The role of the Board
The Board is responsible for directing and supervising the Society’s affairs, ensuring
that it meets its statutory and regulatory obligations and protecting the interests of
It also has a duty to ensure that the Society maintains proper accounting records and
effective business control systems.
Each year directors are responsible for the preparation of this Annual Review, the
Annual Accounts, an Annual Business Statement, a Directors’ Report and ancillary
reports and statements.
The Board currently comprises two full time executive directors and five non-executive
directors. Executive and non-executive directors have the same legal roles however
there are important differences between the two.
The two executive directors are part of a management team, led by the Chief Executive, whose role is to develop strategy and to manage the business.
The role of the non-executive director has the following key elements:-
Strategy – non-executive directors constructively challenge and help to develop proposals on strategy by making a creative and informed contribution.
Performance – non-executive directors scrutinise the performance of executive management in meeting agreed strategic objectives.
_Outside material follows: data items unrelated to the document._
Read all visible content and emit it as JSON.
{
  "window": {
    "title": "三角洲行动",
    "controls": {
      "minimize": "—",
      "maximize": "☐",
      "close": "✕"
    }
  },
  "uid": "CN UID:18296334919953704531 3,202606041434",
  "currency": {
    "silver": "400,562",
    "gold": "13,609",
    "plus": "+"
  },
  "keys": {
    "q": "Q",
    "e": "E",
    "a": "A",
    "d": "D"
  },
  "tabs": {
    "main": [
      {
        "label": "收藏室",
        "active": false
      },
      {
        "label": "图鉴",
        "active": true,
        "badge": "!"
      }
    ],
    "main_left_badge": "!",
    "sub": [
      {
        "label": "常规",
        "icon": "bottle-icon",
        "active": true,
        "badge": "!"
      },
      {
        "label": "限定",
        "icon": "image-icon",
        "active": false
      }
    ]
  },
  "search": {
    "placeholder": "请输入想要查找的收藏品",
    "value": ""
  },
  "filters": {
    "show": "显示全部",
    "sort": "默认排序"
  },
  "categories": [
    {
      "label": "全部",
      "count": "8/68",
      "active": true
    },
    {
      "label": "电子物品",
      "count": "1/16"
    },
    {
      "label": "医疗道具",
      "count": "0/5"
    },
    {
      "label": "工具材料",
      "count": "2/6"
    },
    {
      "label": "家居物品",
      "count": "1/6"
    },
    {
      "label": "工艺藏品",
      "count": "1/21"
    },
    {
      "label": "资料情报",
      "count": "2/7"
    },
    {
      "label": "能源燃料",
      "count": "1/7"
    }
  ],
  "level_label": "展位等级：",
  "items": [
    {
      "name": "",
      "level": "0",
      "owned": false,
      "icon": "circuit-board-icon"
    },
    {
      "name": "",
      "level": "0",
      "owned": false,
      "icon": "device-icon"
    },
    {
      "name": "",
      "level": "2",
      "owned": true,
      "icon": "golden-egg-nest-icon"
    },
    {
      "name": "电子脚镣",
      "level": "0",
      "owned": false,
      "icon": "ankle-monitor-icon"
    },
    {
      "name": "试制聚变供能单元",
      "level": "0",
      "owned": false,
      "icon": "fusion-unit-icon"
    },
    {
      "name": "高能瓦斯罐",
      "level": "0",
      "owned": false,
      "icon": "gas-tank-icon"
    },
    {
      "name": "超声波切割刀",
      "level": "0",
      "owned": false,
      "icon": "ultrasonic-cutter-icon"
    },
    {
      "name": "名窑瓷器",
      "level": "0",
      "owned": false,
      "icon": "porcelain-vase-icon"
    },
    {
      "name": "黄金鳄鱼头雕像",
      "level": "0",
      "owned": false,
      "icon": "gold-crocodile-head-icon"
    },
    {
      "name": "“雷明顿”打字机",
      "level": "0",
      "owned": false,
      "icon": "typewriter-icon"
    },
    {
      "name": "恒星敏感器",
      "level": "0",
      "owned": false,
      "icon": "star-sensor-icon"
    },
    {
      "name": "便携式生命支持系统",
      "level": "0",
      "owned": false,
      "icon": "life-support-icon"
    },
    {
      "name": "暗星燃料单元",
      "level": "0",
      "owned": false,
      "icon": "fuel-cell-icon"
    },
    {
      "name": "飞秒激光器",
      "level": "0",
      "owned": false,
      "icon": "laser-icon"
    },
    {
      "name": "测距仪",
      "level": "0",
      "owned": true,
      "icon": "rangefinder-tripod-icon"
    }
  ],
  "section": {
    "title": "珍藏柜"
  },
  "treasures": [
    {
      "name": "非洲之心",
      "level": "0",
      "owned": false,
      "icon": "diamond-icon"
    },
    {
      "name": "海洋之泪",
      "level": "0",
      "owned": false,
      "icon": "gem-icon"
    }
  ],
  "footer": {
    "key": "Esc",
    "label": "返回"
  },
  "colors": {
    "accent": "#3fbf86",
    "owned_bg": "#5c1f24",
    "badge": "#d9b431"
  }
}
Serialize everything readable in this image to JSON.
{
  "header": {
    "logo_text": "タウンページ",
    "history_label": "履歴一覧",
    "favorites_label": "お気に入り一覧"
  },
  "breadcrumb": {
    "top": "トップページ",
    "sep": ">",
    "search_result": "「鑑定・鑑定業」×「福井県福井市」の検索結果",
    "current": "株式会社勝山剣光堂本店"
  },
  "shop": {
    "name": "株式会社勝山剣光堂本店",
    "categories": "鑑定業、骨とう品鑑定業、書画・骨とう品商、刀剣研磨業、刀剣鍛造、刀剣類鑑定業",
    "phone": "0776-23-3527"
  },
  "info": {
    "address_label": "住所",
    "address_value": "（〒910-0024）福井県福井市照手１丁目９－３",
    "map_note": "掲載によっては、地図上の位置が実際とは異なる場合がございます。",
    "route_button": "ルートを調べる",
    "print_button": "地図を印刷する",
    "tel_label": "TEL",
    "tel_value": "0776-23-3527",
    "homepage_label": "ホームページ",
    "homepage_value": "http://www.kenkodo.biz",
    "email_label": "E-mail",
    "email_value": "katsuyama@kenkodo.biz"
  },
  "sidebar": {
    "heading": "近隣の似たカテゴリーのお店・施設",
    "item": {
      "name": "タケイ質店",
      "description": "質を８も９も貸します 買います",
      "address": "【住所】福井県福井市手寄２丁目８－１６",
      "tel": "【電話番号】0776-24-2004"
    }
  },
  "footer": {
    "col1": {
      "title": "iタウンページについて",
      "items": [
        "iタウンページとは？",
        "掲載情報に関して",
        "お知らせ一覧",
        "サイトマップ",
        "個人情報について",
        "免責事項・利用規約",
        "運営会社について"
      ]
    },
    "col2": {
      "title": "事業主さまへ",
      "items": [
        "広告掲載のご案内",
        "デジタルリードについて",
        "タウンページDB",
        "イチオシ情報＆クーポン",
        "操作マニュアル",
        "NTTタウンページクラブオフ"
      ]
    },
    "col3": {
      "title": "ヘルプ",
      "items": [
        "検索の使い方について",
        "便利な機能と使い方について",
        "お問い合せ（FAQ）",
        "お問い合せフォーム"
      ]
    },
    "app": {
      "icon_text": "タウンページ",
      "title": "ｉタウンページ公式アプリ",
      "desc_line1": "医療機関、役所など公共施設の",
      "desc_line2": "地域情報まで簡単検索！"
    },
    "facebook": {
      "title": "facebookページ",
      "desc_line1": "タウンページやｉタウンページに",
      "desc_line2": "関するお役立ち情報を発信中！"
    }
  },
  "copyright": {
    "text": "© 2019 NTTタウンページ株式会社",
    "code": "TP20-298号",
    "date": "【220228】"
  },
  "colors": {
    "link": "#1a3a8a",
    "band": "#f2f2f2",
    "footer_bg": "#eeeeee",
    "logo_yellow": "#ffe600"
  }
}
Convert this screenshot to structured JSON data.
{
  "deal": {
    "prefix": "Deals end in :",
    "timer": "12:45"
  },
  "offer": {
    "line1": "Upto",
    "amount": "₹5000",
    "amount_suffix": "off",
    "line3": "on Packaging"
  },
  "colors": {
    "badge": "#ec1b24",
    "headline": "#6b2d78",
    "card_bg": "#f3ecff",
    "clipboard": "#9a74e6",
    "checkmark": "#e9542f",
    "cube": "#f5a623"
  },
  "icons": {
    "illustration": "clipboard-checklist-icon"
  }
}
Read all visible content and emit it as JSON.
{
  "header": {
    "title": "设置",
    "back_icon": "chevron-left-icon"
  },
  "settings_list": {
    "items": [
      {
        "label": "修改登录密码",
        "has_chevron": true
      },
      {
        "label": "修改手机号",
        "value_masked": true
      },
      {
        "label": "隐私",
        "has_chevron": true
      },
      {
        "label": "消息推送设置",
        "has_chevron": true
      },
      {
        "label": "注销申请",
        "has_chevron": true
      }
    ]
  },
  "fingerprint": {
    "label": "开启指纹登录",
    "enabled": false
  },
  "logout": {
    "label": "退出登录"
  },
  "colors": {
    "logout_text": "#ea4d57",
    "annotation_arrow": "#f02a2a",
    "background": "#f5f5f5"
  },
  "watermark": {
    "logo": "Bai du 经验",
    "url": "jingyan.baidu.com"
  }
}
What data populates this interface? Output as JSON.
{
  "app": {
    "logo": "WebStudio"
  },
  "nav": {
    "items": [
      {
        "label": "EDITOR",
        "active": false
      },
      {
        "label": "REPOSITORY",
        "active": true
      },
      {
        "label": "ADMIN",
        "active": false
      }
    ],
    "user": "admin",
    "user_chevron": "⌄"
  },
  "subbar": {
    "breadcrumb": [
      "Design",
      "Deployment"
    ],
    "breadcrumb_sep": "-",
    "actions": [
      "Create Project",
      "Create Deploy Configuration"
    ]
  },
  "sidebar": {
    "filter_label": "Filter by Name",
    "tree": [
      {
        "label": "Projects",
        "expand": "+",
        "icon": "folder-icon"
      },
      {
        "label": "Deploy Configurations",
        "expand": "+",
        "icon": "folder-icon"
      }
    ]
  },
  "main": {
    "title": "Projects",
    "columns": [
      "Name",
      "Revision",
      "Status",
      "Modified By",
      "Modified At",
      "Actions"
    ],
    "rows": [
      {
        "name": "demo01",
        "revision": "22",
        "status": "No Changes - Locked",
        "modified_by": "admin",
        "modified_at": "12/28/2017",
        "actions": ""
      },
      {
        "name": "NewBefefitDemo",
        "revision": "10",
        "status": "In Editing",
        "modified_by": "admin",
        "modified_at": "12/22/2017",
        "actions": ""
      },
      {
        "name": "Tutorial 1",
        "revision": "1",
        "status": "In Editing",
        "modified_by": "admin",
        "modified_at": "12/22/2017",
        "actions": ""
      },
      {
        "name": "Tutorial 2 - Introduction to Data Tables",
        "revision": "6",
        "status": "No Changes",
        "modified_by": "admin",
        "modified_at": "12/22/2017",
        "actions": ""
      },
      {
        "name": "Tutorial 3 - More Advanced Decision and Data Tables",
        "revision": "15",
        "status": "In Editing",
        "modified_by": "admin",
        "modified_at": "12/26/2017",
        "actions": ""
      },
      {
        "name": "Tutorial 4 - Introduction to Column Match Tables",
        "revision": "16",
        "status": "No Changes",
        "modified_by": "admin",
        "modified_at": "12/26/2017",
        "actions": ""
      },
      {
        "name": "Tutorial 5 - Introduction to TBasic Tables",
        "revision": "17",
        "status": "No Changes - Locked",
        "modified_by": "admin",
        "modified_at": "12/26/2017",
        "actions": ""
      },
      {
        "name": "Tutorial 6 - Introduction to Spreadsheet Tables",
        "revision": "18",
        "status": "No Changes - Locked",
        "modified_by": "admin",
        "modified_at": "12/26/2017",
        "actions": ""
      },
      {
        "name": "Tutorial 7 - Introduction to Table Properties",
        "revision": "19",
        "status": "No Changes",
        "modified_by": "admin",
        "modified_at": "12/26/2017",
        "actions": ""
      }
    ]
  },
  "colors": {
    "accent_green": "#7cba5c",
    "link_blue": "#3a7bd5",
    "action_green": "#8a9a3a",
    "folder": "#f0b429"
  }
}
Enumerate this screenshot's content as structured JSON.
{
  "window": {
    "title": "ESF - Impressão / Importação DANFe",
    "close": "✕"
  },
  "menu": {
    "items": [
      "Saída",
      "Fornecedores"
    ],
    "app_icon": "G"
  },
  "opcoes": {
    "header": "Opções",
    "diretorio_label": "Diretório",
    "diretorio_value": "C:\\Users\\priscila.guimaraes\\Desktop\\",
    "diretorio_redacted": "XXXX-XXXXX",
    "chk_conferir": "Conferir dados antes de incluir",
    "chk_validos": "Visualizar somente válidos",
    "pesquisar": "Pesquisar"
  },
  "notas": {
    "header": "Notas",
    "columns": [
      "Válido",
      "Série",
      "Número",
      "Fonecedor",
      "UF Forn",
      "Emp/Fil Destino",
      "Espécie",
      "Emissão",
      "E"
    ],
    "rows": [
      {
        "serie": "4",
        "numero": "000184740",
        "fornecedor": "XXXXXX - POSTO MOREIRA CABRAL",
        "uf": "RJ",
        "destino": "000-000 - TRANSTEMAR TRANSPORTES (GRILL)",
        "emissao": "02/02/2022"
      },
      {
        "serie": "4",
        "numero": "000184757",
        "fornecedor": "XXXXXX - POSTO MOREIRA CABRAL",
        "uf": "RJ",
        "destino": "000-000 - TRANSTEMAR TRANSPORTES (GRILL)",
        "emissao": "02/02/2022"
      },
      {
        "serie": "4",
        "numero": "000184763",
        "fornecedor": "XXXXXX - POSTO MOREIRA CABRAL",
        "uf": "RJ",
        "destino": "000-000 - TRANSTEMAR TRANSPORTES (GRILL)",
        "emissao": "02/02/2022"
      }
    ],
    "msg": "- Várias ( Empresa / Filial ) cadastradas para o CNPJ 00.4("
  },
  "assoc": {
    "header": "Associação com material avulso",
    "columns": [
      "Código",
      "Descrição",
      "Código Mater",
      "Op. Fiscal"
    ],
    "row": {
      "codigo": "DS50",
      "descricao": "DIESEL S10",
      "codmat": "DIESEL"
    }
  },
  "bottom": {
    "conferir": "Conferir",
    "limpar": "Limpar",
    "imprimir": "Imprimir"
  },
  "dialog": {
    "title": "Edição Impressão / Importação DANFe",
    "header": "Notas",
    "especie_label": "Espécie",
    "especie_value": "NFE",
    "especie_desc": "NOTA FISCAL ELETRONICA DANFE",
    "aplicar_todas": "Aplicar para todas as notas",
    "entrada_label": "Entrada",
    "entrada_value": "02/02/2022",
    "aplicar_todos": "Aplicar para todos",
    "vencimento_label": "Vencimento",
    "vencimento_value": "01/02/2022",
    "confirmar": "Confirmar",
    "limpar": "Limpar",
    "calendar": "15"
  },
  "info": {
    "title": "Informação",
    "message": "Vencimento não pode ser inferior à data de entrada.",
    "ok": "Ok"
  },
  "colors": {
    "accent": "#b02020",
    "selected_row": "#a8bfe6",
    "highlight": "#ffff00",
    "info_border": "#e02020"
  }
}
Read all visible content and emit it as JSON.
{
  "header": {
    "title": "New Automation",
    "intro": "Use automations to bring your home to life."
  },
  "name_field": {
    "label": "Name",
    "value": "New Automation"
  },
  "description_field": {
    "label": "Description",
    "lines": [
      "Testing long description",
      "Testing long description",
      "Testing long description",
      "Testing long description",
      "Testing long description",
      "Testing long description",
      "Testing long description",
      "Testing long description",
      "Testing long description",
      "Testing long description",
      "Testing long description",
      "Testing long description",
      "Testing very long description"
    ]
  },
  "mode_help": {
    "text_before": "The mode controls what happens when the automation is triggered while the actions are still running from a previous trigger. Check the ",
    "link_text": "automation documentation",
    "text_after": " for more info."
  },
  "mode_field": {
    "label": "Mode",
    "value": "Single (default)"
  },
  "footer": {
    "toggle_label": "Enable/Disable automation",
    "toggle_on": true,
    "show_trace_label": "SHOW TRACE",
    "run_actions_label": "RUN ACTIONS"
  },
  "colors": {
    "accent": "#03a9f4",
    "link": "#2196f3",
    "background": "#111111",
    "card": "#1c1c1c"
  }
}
Resources – non-executive directors ensure that the necessary resources are in place for
the Society to meet its objectives. This includes the determination of executive remuneration.
Risk – non-executive directors satisfy themselves that systems of risk management are robust and effective and that the Society’s systems and controls for managing these risks are being complied with. This role requires them to ensure that potential risks facing the Society have been identified and the appropriate counter measures are in place.
Independence– All non-executive directors are required to be independent and free of
any interests which could materially influence the impartial exercise of their judgement.
Competence, fitness and propriety
All directors are included within the Prudential Regulation Authority and the Financial Conduct Authority's “Approved Persons” regime and must be individually approved by both the Prudential Regulation Authority and Financial Conduct Authority before taking up their post. All directors must meet the Prudential Regulation Authority and the Financial Conduct Authority's requirements regarding competency, fitness and propriety, and integrity.